Apr 07, 2020 / 17:22

Covid-19: Firms in Vietnam may lay off 2- 3 million workers in Q2

The Hanoitimes - From January 1 – March 26, over 153,000 people filed claims for unemployment benefits.

In case the Covid-19 pandemic turns more complicated, around 400,000 workers could lose their jobs and other three million will likely be laid off, according to an estimate of the Vietnamese Ministry of Planning and Investment (MPI).

 Illustrative photo. 

Under a milder scenario in which there are no major changes to the current situation, the MPI expects that over 250,000 workers will become unemployed and 1.5 – 2 million will be furloughed.

The MPI cited findings from a quick survey indicating nearly 10% of over 760,000 operational enterprises in Vietnam were forced to scale down operations in February, and the rate rose to 15% in March.

In the fields directly hit by the Covid-19 pandemic such as tourism, hospitality and catering services, the rate went up to 70 – 80%.

From January 1 – March 26, over 153,000 people applied for unemployment benefits, mostly in the fields of transportation, garment, footwear, tourism, hospitality and catering services, among others.
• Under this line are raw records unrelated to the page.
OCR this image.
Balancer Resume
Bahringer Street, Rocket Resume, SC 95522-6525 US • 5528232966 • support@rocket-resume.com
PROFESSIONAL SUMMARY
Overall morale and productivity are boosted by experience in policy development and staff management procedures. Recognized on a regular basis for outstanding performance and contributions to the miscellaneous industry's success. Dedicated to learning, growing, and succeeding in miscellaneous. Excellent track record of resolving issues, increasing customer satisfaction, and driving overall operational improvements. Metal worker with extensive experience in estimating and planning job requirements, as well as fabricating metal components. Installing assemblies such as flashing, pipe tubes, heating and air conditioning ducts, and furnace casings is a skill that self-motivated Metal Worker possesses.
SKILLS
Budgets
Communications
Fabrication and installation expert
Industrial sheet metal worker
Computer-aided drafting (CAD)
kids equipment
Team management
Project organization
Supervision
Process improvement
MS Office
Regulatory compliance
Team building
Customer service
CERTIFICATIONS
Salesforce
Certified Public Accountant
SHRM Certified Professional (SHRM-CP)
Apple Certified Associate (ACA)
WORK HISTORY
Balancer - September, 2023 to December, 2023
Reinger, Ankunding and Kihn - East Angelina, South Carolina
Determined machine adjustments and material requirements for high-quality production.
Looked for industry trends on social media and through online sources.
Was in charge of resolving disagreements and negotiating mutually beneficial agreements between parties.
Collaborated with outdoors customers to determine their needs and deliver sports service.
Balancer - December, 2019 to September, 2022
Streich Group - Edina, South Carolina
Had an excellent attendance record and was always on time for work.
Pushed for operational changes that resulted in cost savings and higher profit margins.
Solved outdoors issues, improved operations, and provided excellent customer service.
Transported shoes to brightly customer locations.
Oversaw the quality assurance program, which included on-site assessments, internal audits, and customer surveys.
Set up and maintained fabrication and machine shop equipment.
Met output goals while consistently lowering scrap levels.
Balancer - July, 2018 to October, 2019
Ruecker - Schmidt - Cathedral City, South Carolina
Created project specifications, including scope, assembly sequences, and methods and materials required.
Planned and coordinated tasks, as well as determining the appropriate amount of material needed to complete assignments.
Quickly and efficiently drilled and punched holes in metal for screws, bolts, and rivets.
Vietnam’s GDP growth in the first quarter is estimated at 3.82% year-on-year, the lowest Q1 growth rate in the past 10 years.

Under such a circumstance, the MPI stressed the country’s growth target of 6.8% for this year remains a challenging task.

In the coming months, the MPI expected new risks on the economy to emerge, including (i) uncertainties surrounding the Covid-19 pandemic; (ii) the business community’s capacity to absorb the credit support package worth VND285 trillion (US$12.23 billion); (iii) negative impacts of a slowdown in global trade and production on domestic consumption and enterprises’ investment activities in Vietnam; (iv) restructuring process of state-owned enterprises and public investment; (v) slower growth in foreign direct investment capital inflow; (vi) low credit demand until late second quarter and high pressure on foreign exchange rate.